Apartó el pelo y mostró una raya roja, junto a la sien.
—Fue cuestión de morir allí tirado, como un can rabioso. ¡Mala centella los coma! Me dejaron en la cuneta, sin que un alma caritativa me echase un poco de aguardiente. ¿Usted cree que hay derecho? Estaba sin sentido. ¿Para qué sirve la Guardia Civil? Allí me dejaron tirado, hasta que ella me recogió. Cuando cambia el tiempo, me duele la cicatriz.
—¿Y eso es todo?
Paquito se sentó, dejó la flauta y empezó a recomponer el bastón.
—Todo el mundo sabe en el pueblo la cuestión de mi novia, Cuando llega la primavera, me voy a verla. Compro una tela grande, de muchas flores, que es como a ella le gusta, y una caja de galletas, y caramelos, y me voy, porque ella me espera. Entonces me preguntan: «Paquito, ¿cómo sabes cuándo te espera?». Y yo les contesto: «Sois unos ignorantes. ¿Cómo saben las golondrinas cuándo es cuestión de emigrar?». Yo vivo tan tranquilo durante el año; pero, un día de primavera, siento como un golpe en las entrañas, y entonces ya sé que, desde aquel momento, ella sale todos los días al camino. Hago mis compras, lío el petate y me voy. Me voy cantando y tocando la flauta, por los atajos del monte. Cuando llego a su aldea, ella me está esperando.

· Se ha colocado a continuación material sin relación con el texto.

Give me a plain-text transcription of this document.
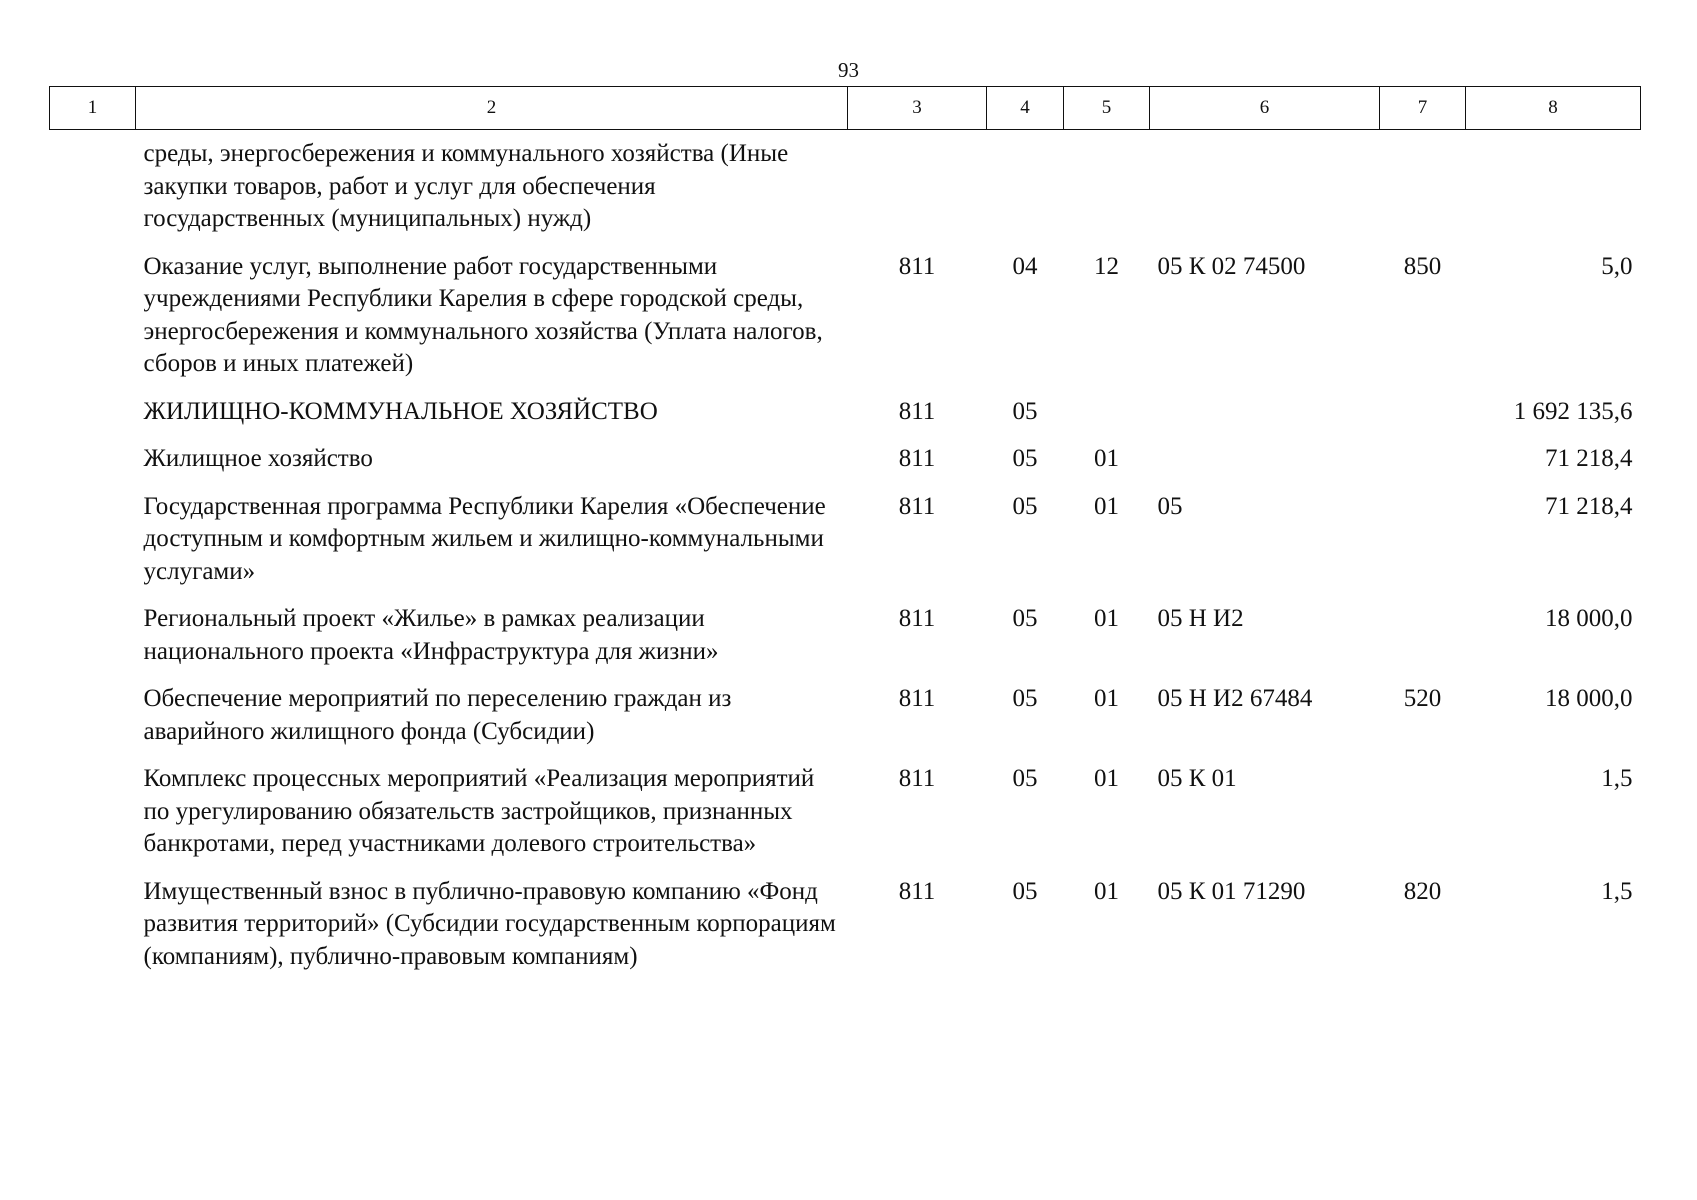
93
1	2	3	4	5	6	7	8
	среды, энергосбережения и коммунального хозяйства (Иные закупки товаров, работ и услуг для обеспечения государственных (муниципальных) нужд)						
	Оказание услуг, выполнение работ государственными учреждениями Республики Карелия в сфере городской среды, энергосбережения и коммунального хозяйства (Уплата налогов, сборов и иных платежей)	811	04	12	05 К 02 74500	850	5,0
	ЖИЛИЩНО-КОММУНАЛЬНОЕ ХОЗЯЙСТВО	811	05				1 692 135,6
	Жилищное хозяйство	811	05	01			71 218,4
	Государственная программа Республики Карелия «Обеспечение доступным и комфортным жильем и жилищно-коммунальными услугами»	811	05	01	05		71 218,4
	Региональный проект «Жилье» в рамках реализации национального проекта «Инфраструктура для жизни»	811	05	01	05 Н И2		18 000,0
	Обеспечение мероприятий по переселению граждан из аварийного жилищного фонда (Субсидии)	811	05	01	05 Н И2 67484	520	18 000,0
	Комплекс процессных мероприятий «Реализация мероприятий по урегулированию обязательств застройщиков, признанных банкротами, перед участниками долевого строительства»	811	05	01	05 К 01		1,5
	Имущественный взнос в публично-правовую компанию «Фонд развития территорий» (Субсидии государственным корпорациям (компаниям), публично-правовым компаниям)	811	05	01	05 К 01 71290	820	1,5
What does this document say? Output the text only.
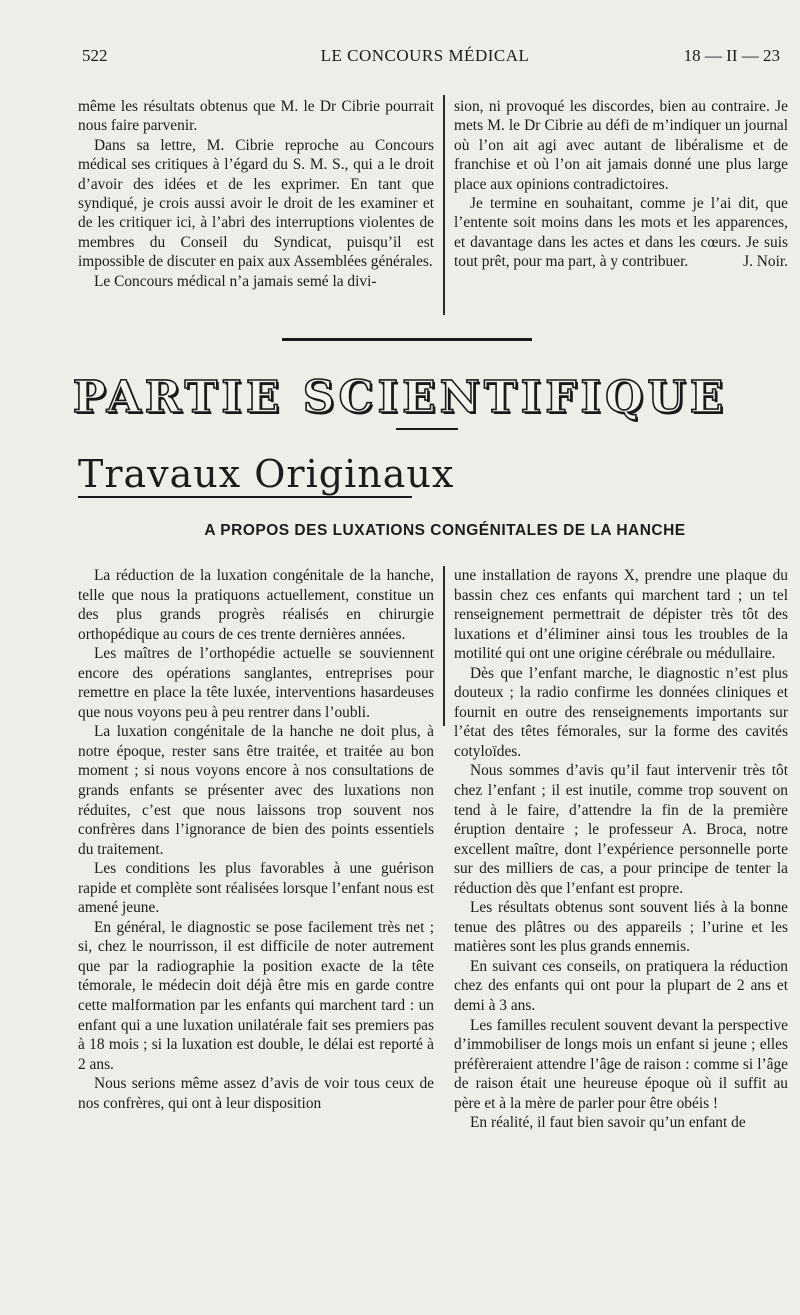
522	LE CONCOURS MÉDICAL	18 — II — 23

même les résultats obtenus que M. le Dr Cibrie pourrait nous faire parvenir.

Dans sa lettre, M. Cibrie reproche au Concours médical ses critiques à l’égard du S. M. S., qui a le droit d’avoir des idées et de les exprimer. En tant que syndiqué, je crois aussi avoir le droit de les examiner et de les critiquer ici, à l’abri des interruptions violentes de membres du Conseil du Syndicat, puisqu’il est impossible de discuter en paix aux Assemblées générales.

Le Concours médical n’a jamais semé la divi-

sion, ni provoqué les discordes, bien au contraire. Je mets M. le Dr Cibrie au défi de m’indiquer un journal où l’on ait agi avec autant de libéralisme et de franchise et où l’on ait jamais donné une plus large place aux opinions contradictoires.

Je termine en souhaitant, comme je l’ai dit, que l’entente soit moins dans les mots et les apparences, et davantage dans les actes et dans les cœurs. Je suis tout prêt, pour ma part, à y contribuer.	J. Noir.

PARTIE SCIENTIFIQUE
Travaux Originaux
A PROPOS DES LUXATIONS CONGÉNITALES DE LA HANCHE

La réduction de la luxation congénitale de la hanche, telle que nous la pratiquons actuellement, constitue un des plus grands progrès réalisés en chirurgie orthopédique au cours de ces trente dernières années.

Les maîtres de l’orthopédie actuelle se souviennent encore des opérations sanglantes, entreprises pour remettre en place la tête luxée, interventions hasardeuses que nous voyons peu à peu rentrer dans l’oubli.

La luxation congénitale de la hanche ne doit plus, à notre époque, rester sans être traitée, et traitée au bon moment ; si nous voyons encore à nos consultations de grands enfants se présenter avec des luxations non réduites, c’est que nous laissons trop souvent nos confrères dans l’ignorance de bien des points essentiels du traitement.

Les conditions les plus favorables à une guérison rapide et complète sont réalisées lorsque l’enfant nous est amené jeune.

En général, le diagnostic se pose facilement très net ; si, chez le nourrisson, il est difficile de noter autrement que par la radiographie la position exacte de la tête témorale, le médecin doit déjà être mis en garde contre cette malformation par les enfants qui marchent tard : un enfant qui a une luxation unilatérale fait ses premiers pas à 18 mois ; si la luxation est double, le délai est reporté à 2 ans.

Nous serions même assez d’avis de voir tous ceux de nos confrères, qui ont à leur disposition

une installation de rayons X, prendre une plaque du bassin chez ces enfants qui marchent tard ; un tel renseignement permettrait de dépister très tôt des luxations et d’éliminer ainsi tous les troubles de la motilité qui ont une origine cérébrale ou médullaire.

Dès que l’enfant marche, le diagnostic n’est plus douteux ; la radio confirme les données cliniques et fournit en outre des renseignements importants sur l’état des têtes fémorales, sur la forme des cavités cotyloïdes.

Nous sommes d’avis qu’il faut intervenir très tôt chez l’enfant ; il est inutile, comme trop souvent on tend à le faire, d’attendre la fin de la première éruption dentaire ; le professeur A. Broca, notre excellent maître, dont l’expérience personnelle porte sur des milliers de cas, a pour principe de tenter la réduction dès que l’enfant est propre.

Les résultats obtenus sont souvent liés à la bonne tenue des plâtres ou des appareils ; l’urine et les matières sont les plus grands ennemis.

En suivant ces conseils, on pratiquera la réduction chez des enfants qui ont pour la plupart de 2 ans et demi à 3 ans.

Les familles reculent souvent devant la perspective d’immobiliser de longs mois un enfant si jeune ; elles préfèreraient attendre l’âge de raison : comme si l’âge de raison était une heureuse époque où il suffit au père et à la mère de parler pour être obéis !

En réalité, il faut bien savoir qu’un enfant de
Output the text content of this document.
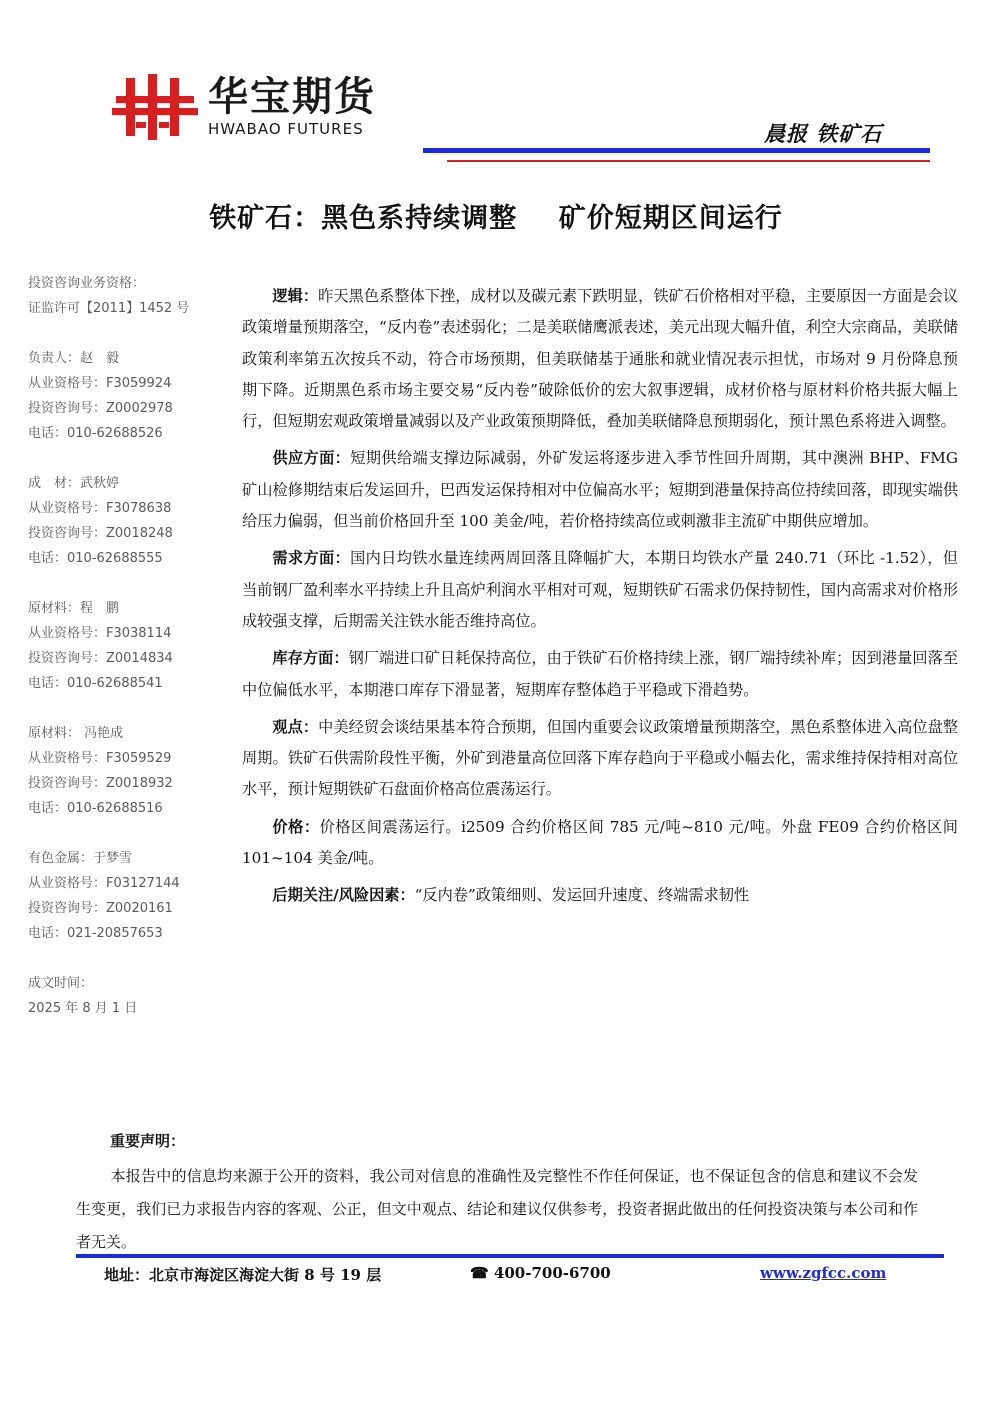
华宝期货
HWABAO FUTURES	晨报 铁矿石
铁矿石：黑色系持续调整    矿价短期区间运行
投资咨询业务资格：
证监许可【2011】1452 号
负责人：赵　毅
从业资格号：F3059924
投资咨询号：Z0002978
电话：010-62688526
成　材：武秋婷
从业资格号：F3078638
投资咨询号：Z0018248
电话：010-62688555
原材料：程　鹏
从业资格号：F3038114
投资咨询号：Z0014834
电话：010-62688541
原材料： 冯艳成
从业资格号：F3059529
投资咨询号：Z0018932
电话：010-62688516
有色金属：于梦雪
从业资格号：F03127144
投资咨询号：Z0020161
电话：021-20857653
成文时间：
2025 年 8 月 1 日

逻辑：昨天黑色系整体下挫，成材以及碳元素下跌明显，铁矿石价格相对平稳，主要原因一方面是会议政策增量预期落空，“反内卷”表述弱化；二是美联储鹰派表述，美元出现大幅升值，利空大宗商品，美联储政策利率第五次按兵不动，符合市场预期，但美联储基于通胀和就业情况表示担忧，市场对 9 月份降息预期下降。近期黑色系市场主要交易“反内卷”破除低价的宏大叙事逻辑，成材价格与原材料价格共振大幅上行，但短期宏观政策增量减弱以及产业政策预期降低，叠加美联储降息预期弱化，预计黑色系将进入调整。

供应方面：短期供给端支撑边际减弱，外矿发运将逐步进入季节性回升周期，其中澳洲 BHP、FMG 矿山检修期结束后发运回升，巴西发运保持相对中位偏高水平；短期到港量保持高位持续回落，即现实端供给压力偏弱，但当前价格回升至 100 美金/吨，若价格持续高位或刺激非主流矿中期供应增加。

需求方面：国内日均铁水量连续两周回落且降幅扩大，本期日均铁水产量 240.71（环比 -1.52），但当前钢厂盈利率水平持续上升且高炉利润水平相对可观，短期铁矿石需求仍保持韧性，国内高需求对价格形成较强支撑，后期需关注铁水能否维持高位。

库存方面：钢厂端进口矿日耗保持高位，由于铁矿石价格持续上涨，钢厂端持续补库；因到港量回落至中位偏低水平，本期港口库存下滑显著，短期库存整体趋于平稳或下滑趋势。

观点：中美经贸会谈结果基本符合预期，但国内重要会议政策增量预期落空，黑色系整体进入高位盘整周期。铁矿石供需阶段性平衡，外矿到港量高位回落下库存趋向于平稳或小幅去化，需求维持保持相对高位水平，预计短期铁矿石盘面价格高位震荡运行。

价格：价格区间震荡运行。i2509 合约价格区间 785 元/吨~810 元/吨。外盘 FE09 合约价格区间 101~104 美金/吨。

后期关注/风险因素：“反内卷”政策细则、发运回升速度、终端需求韧性

重要声明：
本报告中的信息均来源于公开的资料，我公司对信息的准确性及完整性不作任何保证，也不保证包含的信息和建议不会发生变更，我们已力求报告内容的客观、公正，但文中观点、结论和建议仅供参考，投资者据此做出的任何投资决策与本公司和作者无关。
地址：北京市海淀区海淀大街 8 号 19 层	☎ 400-700-6700	www.zgfcc.com
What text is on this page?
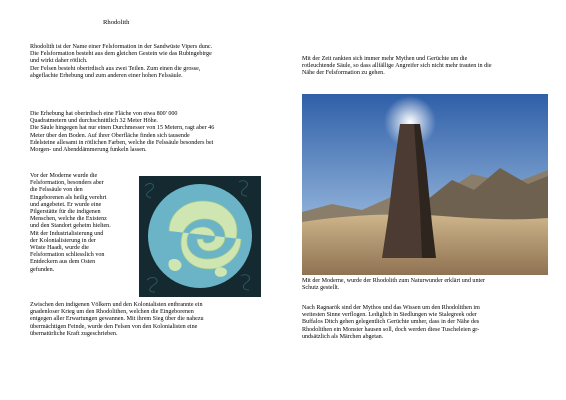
Rhodolith

Rhodolith ist der Name einer Felsformation in der Sandwüste Vipers dunc.

Die Felsformation besteht aus dem gleichen Gestein wie das Rubingebirge

und wirkt daher rötlich.

Der Felsen besteht oberirdisch aus zwei Teilen. Zum einen die grosse,

abgeflachte Erhebung und zum anderen einer hohen Felssäule.

Die Erhebung hat oberirdisch eine Fläche von etwa 800' 000

Quadratmetern und durchschnittlich 32 Meter Höhe.

Die Säule hingegen hat nur einen Durchmesser von 15 Metern, ragt aber 46

Meter über den Boden. Auf ihrer Oberfläche finden sich tausende

Edelsteine allesamt in rötlichen Farben, welche die Felssäule besonders bei

Morgen- und Abenddämmerung funkeln lassen.

Vor der Moderne wurde die

Felsformation, besonders aber

die Felssäule von den

Eingeborenen als heilig verehrt

und angebetet. Er wurde eine

Pilgerstätte für die indigenen

Menschen, welche die Existenz

und den Standort geheim hielten.

Mit der Industrialisierung und

der Kolonialisierung in der

Wüste Haadi, wurde die

Felsformation schliesslich von

Entdeckern aus dem Osten

gefunden.

Zwischen den indigenen Völkern und den Kolonialisten entbrannte ein

gnadenloser Krieg um den Rhodolithen, welchen die Eingeborenen

entgegen aller Erwartungen gewannen. Mit ihrem Sieg über die nahezu

übermächtigen Feinde, wurde den Felsen von den Kolonialisten eine

übernatürliche Kraft zugeschrieben.

Mit der Zeit rankten sich immer mehr Mythen und Gerüchte um die

rotleuchtende Säule, so dass allfällige Angreifer sich nicht mehr trauten in die

Nähe der Felsformation zu gehen.

Mit der Moderne, wurde der Rhodolith zum Naturwunder erklärt und unter

Schutz gestellt.

Nach Ragnarök sind der Mythos und das Wissen um den Rhodolithen im

weitesten Sinne verflogen. Lediglich in Siedlungen wie Stalegreek oder

Buffalos Ditch gehen gelegentlich Gerüchte umher, dass in der Nähe des

Rhodolithen ein Monster hausen soll, doch werden diese Tuscheleien gr-

undsätzlich als Märchen abgetan.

—Probablemente, siente también el golpe en las entrañas.
—No lo diga de broma, porque es así.
Miró a Carlos de una manera especial, como de quien va a descubrir el quid de la cuestión.
—Ella también es loca —y, entre compungido y apresurado, agregó—: por eso no quiero que me curen. Si no fuera por ella, sería cosa de pensarlo.
Pero, si me curo, ¿cómo sabré después que ella me espera?
Dejó sobre el tenderete el bastón recompuesto.
—Otro día le seguiré explicando esta cuestión. Para hoy ya fue bastante.
Ahora, póngame sus condiciones.
—Una sola: que no te metas en mi vida.
Paquito sonrió.
—Usted no sabe lo que dice. ¿Qué quiere? ¿Que le deje la puerta abierta? ¿Que no le cuente lo que sé? ¿Y que si alguien quiere matarlo, lo deje entrar? Hay, además, lo de las mujeres. A usted lo van a meter en muchos líos.
—Una sola mujer, y ya ha terminado.
El loco soltó una carcajada larga.
—Lo de ésa acaba de empezar. ¡No sabe usted con qué lagarta ha tropezado!
Se acercó a Carlos hasta casi hablarle al oído.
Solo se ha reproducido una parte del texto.